Fahrerkarussell

Stühlerücken für Webber

Ist die Pause von Jacques Villeneuve nach einem Jahr beendet? Kommt gar Mika Häkkinen aus dem Ruhestand zurück? Egal, der gefragteste Mann auf dem aktuellen Fahrermarkt heißt Mark Webber.

Darf man Schumacher-Manager Willi Weber glauben, hat Mark Webber für die kommende Saison bereits einen Vorvertrag bei Williams-BMW unterschrieben. Was soll's, der talentierte Australier in Jaguar-Diensten steht auch bei anderen Teams hoch im Kurs.

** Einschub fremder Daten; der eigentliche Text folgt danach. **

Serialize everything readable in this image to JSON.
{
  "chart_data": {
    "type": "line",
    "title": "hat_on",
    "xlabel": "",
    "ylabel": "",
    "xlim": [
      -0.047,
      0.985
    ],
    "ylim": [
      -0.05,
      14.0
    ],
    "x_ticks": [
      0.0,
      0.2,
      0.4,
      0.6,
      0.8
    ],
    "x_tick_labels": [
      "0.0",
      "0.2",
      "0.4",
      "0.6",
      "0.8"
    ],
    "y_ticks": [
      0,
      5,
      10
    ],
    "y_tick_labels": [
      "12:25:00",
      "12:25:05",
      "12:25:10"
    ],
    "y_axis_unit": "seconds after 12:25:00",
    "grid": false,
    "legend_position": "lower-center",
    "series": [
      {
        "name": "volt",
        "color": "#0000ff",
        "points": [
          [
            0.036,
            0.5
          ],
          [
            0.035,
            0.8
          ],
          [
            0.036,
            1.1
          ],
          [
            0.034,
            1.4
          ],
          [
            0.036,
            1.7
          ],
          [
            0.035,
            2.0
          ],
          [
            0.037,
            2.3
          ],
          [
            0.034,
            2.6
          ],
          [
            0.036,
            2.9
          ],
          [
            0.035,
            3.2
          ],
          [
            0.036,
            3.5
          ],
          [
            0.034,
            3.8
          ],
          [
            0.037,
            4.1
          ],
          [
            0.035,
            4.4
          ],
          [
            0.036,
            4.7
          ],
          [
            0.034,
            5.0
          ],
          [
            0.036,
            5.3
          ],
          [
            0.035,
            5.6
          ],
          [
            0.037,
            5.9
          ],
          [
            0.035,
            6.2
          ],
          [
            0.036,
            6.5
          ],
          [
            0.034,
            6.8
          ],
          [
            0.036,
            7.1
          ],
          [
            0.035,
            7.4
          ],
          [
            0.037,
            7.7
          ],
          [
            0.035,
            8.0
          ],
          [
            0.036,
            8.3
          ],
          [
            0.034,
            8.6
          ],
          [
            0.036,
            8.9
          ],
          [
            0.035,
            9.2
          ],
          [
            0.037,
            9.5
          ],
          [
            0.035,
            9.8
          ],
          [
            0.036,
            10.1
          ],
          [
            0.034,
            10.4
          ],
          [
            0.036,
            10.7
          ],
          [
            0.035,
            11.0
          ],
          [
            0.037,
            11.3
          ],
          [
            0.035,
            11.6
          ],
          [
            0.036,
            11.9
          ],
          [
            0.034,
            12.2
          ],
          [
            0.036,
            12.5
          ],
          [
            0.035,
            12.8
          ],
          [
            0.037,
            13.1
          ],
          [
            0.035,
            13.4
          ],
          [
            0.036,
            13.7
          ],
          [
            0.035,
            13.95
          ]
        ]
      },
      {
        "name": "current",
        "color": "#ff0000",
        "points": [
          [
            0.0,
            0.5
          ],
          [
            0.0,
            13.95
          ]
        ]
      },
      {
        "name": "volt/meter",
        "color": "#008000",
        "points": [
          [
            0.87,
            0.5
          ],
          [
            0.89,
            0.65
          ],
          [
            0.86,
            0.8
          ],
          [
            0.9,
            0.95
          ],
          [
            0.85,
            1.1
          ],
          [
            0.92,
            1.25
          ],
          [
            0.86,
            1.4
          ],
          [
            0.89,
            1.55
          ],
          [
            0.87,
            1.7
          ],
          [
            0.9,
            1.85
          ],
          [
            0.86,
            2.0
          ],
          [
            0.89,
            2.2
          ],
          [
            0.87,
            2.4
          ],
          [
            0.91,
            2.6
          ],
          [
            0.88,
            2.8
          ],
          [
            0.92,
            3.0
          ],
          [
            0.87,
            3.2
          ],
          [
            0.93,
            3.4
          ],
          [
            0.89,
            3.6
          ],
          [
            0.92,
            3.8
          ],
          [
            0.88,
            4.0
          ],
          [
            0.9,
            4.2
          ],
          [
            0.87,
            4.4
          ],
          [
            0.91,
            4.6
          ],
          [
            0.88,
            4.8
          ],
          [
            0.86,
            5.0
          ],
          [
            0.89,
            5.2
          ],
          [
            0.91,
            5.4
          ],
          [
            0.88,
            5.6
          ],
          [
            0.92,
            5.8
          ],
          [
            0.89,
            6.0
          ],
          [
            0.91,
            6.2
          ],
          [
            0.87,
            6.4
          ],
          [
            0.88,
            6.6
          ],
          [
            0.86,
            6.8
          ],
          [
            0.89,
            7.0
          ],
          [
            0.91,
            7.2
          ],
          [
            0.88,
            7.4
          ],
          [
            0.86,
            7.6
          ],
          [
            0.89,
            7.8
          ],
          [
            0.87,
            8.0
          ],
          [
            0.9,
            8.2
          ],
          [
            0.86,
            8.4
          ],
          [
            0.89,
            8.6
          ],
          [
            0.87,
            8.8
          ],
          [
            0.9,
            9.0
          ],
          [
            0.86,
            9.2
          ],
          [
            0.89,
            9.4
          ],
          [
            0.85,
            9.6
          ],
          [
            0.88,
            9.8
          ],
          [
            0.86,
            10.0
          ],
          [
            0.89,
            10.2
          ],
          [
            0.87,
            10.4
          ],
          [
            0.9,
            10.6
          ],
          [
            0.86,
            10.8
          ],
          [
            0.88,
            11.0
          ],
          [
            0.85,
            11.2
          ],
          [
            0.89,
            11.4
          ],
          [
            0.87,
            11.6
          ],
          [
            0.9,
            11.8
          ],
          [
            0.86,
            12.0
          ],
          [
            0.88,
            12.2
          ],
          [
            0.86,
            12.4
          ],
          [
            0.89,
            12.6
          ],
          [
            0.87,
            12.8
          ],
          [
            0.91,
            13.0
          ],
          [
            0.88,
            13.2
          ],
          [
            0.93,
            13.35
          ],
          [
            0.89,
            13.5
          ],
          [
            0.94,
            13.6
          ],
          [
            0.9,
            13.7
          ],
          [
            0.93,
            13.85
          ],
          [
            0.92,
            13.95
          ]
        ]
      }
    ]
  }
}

So ist Renault-Teamchef Flavio Briatore interessiert, den von ihm gemanagten Schützling beim eigenen Team unterzubringen. Webber würde Jarno Trulli ersetzen, dessen persönlicher Vertrag mit dem umtriebigen Briatore Ende des Jahres ausläuft. Für Trulli wäre die Kündigung ein harter Schlag. Williams hält trotz Monaco-Sieg nicht viel vom Italiener, sonst ist kein Platz in einem Top-Team frei. Der Erfolg im Fürstentum und die gute Bilanz gegen Wunderkind Fernando Alonso geben Briatore allerdings eine schwache Argumentationsgrundlage zum Rausschmiss von Trulli.

Webber neben Ralf Schumacher?

Englische Journalisten wollen wissen, dass Webber auch bei Toyota auf der Wunschliste steht, um das Cockpit neben Ralf Schumacher zu besetzen. Ob sich die Japaner dem internen Tauziehen mit zwei Spitzenpiloten aussetzen, ist fraglich. Die Vorliebe des Teams für Ex-Champcar-Meister Cristiano da Matta ist sichtlich abgekühlt. Derzeit sind Routinier Olivier Panis und der wieder erstarkte Testfahrer Ricardo Zonta die Favoriten für den zweiten Renner aus Köln.

Am wahrscheinlichsten ist tatsächlich der Wechsel von Webber zu Williams-BMW. Dort genießt der Australier höchste Priorität. Erst dann folgen Planspiele zur Reaktivierung von Ex-Weltmeistern. Jacques Villeneuve soll immer noch einen Test bei den Weißblauen erhalten, wann und wo ist nach wie vor unklar.

Häkkinen speckt ab

Sich selbst ins Spiel gebracht hat Mika Häkkinen. Der Finne hat eine Weile den Lebemann gespielt und bringt sich zur Zeit in Form. Zwölf Kilogramm hat der zweimalige Champion abgespeckt, Zigaretten und Alkohol dürfen in seiner Gegenwart angeblich nicht einmal mehr Freunde genießen. Auch Häkkinen würde gerne für Williams testen. Dazu wäre allerdings das Einverständnis von seinem früheren Arbeitgeber notwendig. Der Kontrakt mit McLaren endet erst Ende 2004.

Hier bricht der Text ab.